Klar ist aber bereits: Bei Mindestsicherungsbeziehenden greift der Staat auf Vermögen zu, von Bundesland zu Bundesland unterschiedlich ab Freigrenzen zwischen 4200 und 4315 Euro. Und auch bei Arbeitslosen wollen ÖVP und FPÖ künftig auf das Vermögen zugreifen - zumindest bei jenen, die sich "durchschummeln" wollen, wie Kanzler Sebastian Kurz und Vizekanzler Heinz-Christian Strache in einem der Pressefoyers nach dem Ministerrat klarzustellen versuchten.

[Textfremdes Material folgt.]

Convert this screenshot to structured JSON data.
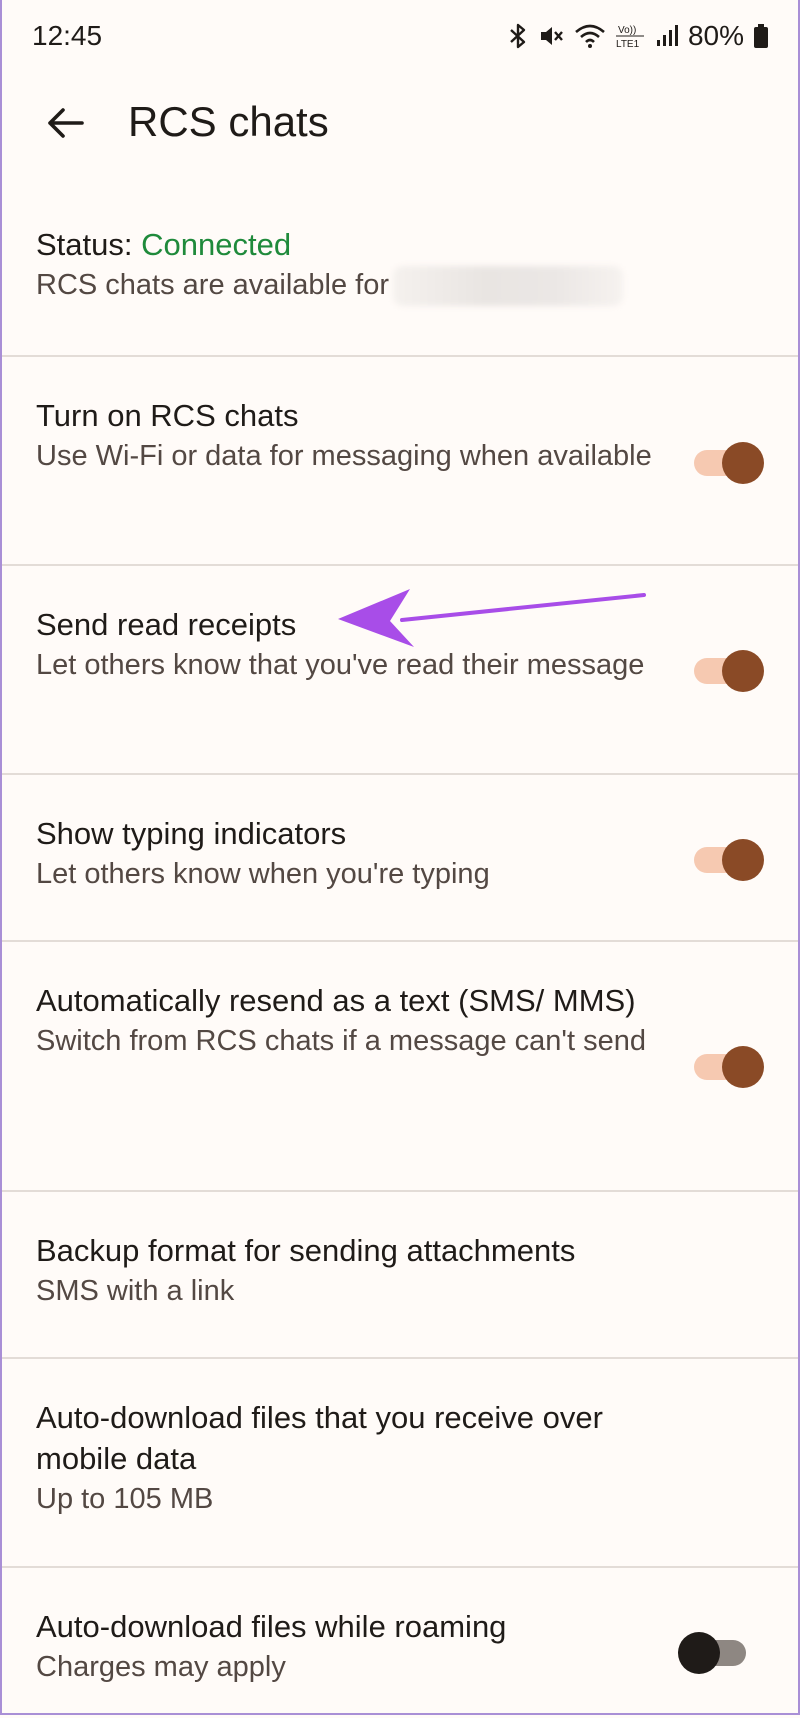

Gibt es die arbeitslosen Millionäre?
Ungeklärt blieb die Frage, wie viel Vermögen Arbeitslose überhaupt haben. Bauunternehmer Hans Peter Haselsteiner brachte in einem Interview mit dem "Standard" eine "arbeitslose Akademikerin, die Leistungen bezieht, obwohl sie drei Eigentumswohnungen geschenkt bekommen hat und davon gut leben könnte", als Beispiel. Auch Burgenlands Landeshauptmann-Stellvertreter Johann Tschürtz (FPÖ) stellte vor Journalisten die Frage in den Raum: "Wenn jemand Millionär ist und sich in die Arbeitslosigkeit schummelt und trotzdem vom AMS Geld bekommt, obwohl er Millionär ist, ist das in Ordnung?"
Matthias Schnetzer, Experte für Verteilungsfragen in der Arbeiterkammer Wien und Lektor an der Wiener Wirtschaftsuniversität, wertete die Daten aus der Vermögenserhebung der Oesterreichischen Nationalbank (OeNB) neu aus und bringt damit etwas Licht ins Dunkel der Vermögen von Arbeitslosen.
50 Prozent haben wenigerals 2200 Euro Vermögen
Das Nettovermögen - das ist der Wert, der von Geldvermögen und anderen Besitztümern nach Abzug von Schulden bleibt - von 50 Prozent der Arbeitslosen liegt unter 2200 Euro, von den anderen 50 Prozent darüber. Die reichsten zehn Prozent der Arbeitslosen haben zwar ein Vermögen von durchschnittlich 273.000 Euro. Diesen stehen aber zehn Prozent am anderen Ende der Skala gegenüber, die Schulden von rund 50.000 Euro haben. Das durchschnittliche Vermögen eines Arbeitslosen liegt folglich bei 40.000 Euro.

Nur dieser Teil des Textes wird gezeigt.